The Prairie View A&M University Marching Storm performs to millions at 91st Macy’s Thanksgiving Day Parade representing the State of Texas.
This is the PVAMU marching band’s first appearance a at the parade. and the were the only Black college marching band at the parade. The band was selected from 175 applicants as one of 10 bands to march in this year’s parade. The ensemble was the first marching band to perform in front of Macy’s flagship store on 34th Street. Their performance included hits from Michael Jackson and Bruno Mars.
The Marching Storm spent the past 18 months planning for their parade appearance with rehearsals and fundraising events. Band director Dr. Timmey Zachery said in an interview that the band had to raise $600,000 for the nearly 300 band members to cover travel and lodging for the trip.
“When we found out we were selected, our reaction went from ‘oh my goodness’ to ‘we have a lot of money to raise,’” he said. “We are going to be able to provide the students with a once in a lifetime experience.”
Zachery said that students, alumni and the PVAMU all pitched in to raise the money. The band received donations from corporate sponsors, paid performances and donations. Over the summer, band members even worked at a fireworks stand during the Fourth of July.
“My hope is that we bring a sense of pride that comes with the HBCU,” he said. “We are going to bring excitement, pop music and entertainment. There are really great bands in the parade.”
Like the other bands in the parade, the PVAMU Marching Storm will perform for the national audience during a one minute and 15-second performance in front of Macy’s flagship store on 34th Street. Zachery said the band will perform hit tunes from Bruno Mars, James Brown and Earth, Wind & Fire.

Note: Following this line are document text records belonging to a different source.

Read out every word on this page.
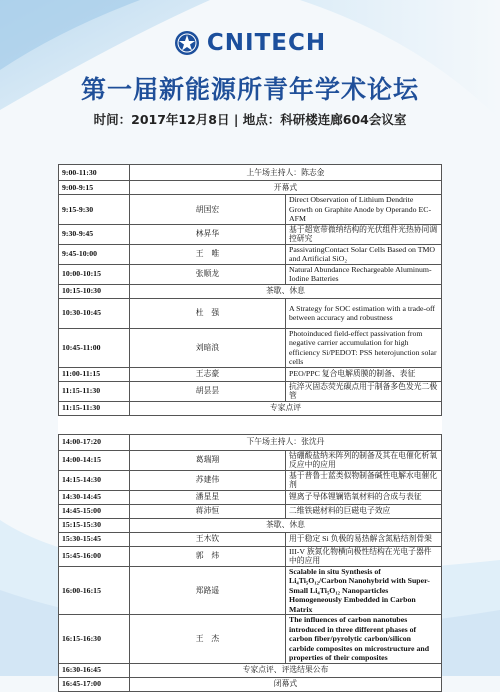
CNITECH
第一届新能源所青年学术论坛
时间：2017年12月8日 | 地点：科研楼连廊604会议室
9:00-11:30	上午场主持人：陈志金	
9:00-9:15	开幕式	
9:15-9:30	胡国宏	Direct Observation of Lithium Dendrite Growth on Graphite Anode by Operando EC-AFM
9:30-9:45	林昇华	基于超宽带微纳结构的光伏组件光热协同调控研究
9:45-10:00	王　唯	PassivatingContact Solar Cells Based on TMO and Artificial SiO₂
10:00-10:15	张顺龙	Natural Abundance Rechargeable Aluminum-Iodine Batteries
10:15-10:30	茶歇、休息	
10:30-10:45	杜　强	A Strategy for SOC estimation with a trade-off between accuracy and robustness
10:45-11:00	刘暗浪	Photoinduced field-effect passivation from negative carrier accumulation for high efficiency Si/PEDOT: PSS heterojunction solar cells
11:00-11:15	王志豪	PEO/PPC 复合电解质膜的制备、表征
11:15-11:30	胡昙昙	抗淬灭固态荧光碳点用于制备多色发光二极管
11:15-11:30	专家点评	

14:00-17:20	下午场主持人：张沈丹	
14:00-14:15	葛瑞翔	钴硼酸盐纳米阵列的制备及其在电催化析氧反应中的应用
14:15-14:30	苏建伟	基于普鲁士蓝类似物制备碱性电解水电催化剂
14:30-14:45	潘星星	锂离子导体锂镧锆氧材料的合成与表征
14:45-15:00	蒋沛恒	二维铁磁材料的巨磁电子效应
15:15-15:30	茶歇、休息	
15:30-15:45	王木钦	用于稳定 Si 负极的易热解含氮粘结剂骨架
15:45-16:00	郭　炜	III-V 族氮化物横向极性结构在光电子器件中的应用
16:00-16:15	郑路遥	Scalable in situ Synthesis of Li₄Ti₅O₁₂/Carbon Nanohybrid with Super-Small Li₄Ti₅O₁₂ Nanoparticles Homogeneously Embedded in Carbon Matrix
16:15-16:30	王　杰	The influences of carbon nanotubes introduced in three different phases of carbon fiber/pyrolytic carbon/silicon carbide composites on microstructure and properties of their composites
16:30-16:45	专家点评、评选结果公布	
16:45-17:00	闭幕式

The trip is taking on special meaning for several students in the band who lost so much during Hurricane Harvey, which devastated Houston. PVAMU is only approximately 20 miles away from the disaster area that is still in need of repair. Zachery said coming to the parade will be a positive experience.
“Some students lost everything, from their homes to their cars,” Zachery said. “The experience was emotionally draining for them.”